Es así como se estructura el comportamiento en un campo social y como se prolongan los contenidos de conciencia en las formas culturales. Y un aspecto de tal ordenamiento es el normativo, que predetermina modelos de conducta asociadas a situaciones típicas, que la sociedad espera o exige. Normativo no sólo por lo que se espera de tales modelos, sino porque existe la conciencia de su obligatoriedad… además de saberse que su no cumplimiento acarreará reacciones de desaprobación. Reacciones que en la sociedad compleja se institucionalizan en instancias y mecanismos de control que aseguran el mantenimiento de la interdependencia social. Pero esto no resta la importancia que tiene, reitero, la conciencia en el obligado, en quien debe darse el hábito de su cumplimiento. Ya desde Aristóteles la virtud es un hábito… posición retomada más tarde en el pensamiento cristiano.
Entonces, tanto hábito en el cumplimiento del deber, en la comunidad, como oportuna y rápida intervención de sus mecanismos de vigilancia y sanción. Estos elementos preceptivos de toda cultura son los que deben interesarnos hoy en la nuestra.

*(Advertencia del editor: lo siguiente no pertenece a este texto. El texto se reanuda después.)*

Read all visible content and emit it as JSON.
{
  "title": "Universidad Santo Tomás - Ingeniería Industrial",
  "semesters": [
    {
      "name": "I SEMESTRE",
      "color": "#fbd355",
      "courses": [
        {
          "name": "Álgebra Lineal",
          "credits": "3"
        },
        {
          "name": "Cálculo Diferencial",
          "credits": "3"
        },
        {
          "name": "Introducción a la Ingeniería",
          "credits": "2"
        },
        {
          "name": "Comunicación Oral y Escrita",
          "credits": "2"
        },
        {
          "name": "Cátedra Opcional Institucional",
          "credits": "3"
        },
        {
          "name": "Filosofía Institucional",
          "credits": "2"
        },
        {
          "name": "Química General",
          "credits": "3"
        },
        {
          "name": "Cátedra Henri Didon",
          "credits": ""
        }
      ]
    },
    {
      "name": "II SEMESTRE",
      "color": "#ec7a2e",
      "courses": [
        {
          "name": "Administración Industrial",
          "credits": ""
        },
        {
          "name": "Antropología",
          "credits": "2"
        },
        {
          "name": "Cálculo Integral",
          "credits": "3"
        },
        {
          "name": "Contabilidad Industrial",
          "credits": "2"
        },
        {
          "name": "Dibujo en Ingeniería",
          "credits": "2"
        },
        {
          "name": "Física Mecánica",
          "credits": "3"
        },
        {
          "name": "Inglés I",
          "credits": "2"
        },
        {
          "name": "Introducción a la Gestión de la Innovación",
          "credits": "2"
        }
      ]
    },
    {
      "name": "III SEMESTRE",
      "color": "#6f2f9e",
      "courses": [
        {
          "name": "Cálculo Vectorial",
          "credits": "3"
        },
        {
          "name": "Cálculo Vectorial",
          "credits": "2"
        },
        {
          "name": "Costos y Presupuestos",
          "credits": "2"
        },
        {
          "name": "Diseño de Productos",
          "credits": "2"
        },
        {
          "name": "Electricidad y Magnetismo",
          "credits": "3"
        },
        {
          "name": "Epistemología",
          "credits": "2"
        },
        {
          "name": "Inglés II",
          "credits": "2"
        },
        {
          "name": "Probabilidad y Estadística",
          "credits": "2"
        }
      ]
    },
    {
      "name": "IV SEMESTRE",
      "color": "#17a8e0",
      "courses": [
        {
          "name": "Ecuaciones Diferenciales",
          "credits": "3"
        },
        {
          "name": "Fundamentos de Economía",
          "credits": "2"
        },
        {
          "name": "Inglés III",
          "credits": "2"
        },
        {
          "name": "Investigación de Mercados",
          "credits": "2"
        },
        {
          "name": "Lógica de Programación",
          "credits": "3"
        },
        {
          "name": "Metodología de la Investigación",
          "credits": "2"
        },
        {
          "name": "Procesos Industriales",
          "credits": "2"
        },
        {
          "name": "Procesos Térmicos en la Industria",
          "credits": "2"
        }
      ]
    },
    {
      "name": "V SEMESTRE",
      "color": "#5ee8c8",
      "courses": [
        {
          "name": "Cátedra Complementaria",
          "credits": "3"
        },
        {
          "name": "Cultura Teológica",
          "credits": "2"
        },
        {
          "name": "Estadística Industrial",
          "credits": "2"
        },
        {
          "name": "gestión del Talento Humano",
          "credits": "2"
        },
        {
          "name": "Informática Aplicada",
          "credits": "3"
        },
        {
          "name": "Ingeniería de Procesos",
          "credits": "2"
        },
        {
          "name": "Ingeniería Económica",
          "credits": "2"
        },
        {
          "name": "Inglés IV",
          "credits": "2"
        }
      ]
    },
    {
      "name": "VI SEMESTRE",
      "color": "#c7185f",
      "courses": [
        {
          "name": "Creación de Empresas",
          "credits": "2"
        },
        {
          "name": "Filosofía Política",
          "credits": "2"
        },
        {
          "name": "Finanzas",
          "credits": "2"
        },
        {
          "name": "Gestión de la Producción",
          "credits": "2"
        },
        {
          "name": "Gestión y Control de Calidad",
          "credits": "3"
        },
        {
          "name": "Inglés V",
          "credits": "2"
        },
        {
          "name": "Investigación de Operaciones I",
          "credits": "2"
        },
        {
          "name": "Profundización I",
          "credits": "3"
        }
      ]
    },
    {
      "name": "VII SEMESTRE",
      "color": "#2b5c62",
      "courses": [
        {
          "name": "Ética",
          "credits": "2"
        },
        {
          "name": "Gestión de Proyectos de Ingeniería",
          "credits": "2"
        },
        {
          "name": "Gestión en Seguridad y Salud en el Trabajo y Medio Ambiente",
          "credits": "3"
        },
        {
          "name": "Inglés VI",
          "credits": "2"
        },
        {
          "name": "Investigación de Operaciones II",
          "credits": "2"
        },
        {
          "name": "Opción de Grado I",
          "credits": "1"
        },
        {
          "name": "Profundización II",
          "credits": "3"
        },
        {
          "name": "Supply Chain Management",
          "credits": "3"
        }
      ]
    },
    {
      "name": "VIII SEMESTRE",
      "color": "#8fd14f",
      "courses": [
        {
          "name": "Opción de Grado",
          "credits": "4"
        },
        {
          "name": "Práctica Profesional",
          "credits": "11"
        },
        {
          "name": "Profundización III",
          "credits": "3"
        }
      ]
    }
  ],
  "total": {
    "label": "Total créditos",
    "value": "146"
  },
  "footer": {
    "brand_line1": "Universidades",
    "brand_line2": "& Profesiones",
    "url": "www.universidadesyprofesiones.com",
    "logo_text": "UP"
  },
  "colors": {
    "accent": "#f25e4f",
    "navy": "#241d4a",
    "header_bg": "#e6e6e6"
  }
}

¿Los tenemos? Porque cumplimiento y buen funcionamiento son condiciones, entre otras, del renacer de nuestra esperanza (el arte y la ciencia, asimismo esenciales, no son considerados aquí por no ser prácticas colectivas sino expresiones individuales, aunque lo sean también, de una experiencia colectiva).
El Derecho será legítimo pues, si es reconocido por la conciencia moral en general y ésta a su vez se verá garantizada si el Derecho que la respalda cuenta con la suficiente vigencia. No dejando por eso la conciencia de ser la individual: es precisamente el proceso de individualización normativa y de diferenciación cultural, propias de una sociedad compleja, lo que ha abierto el espacio para el desarrollo de una personalidad madura. Y está muy bien que así sea, con respeto (y tolerancia) de toda otra personalidad que pueda ser distinta.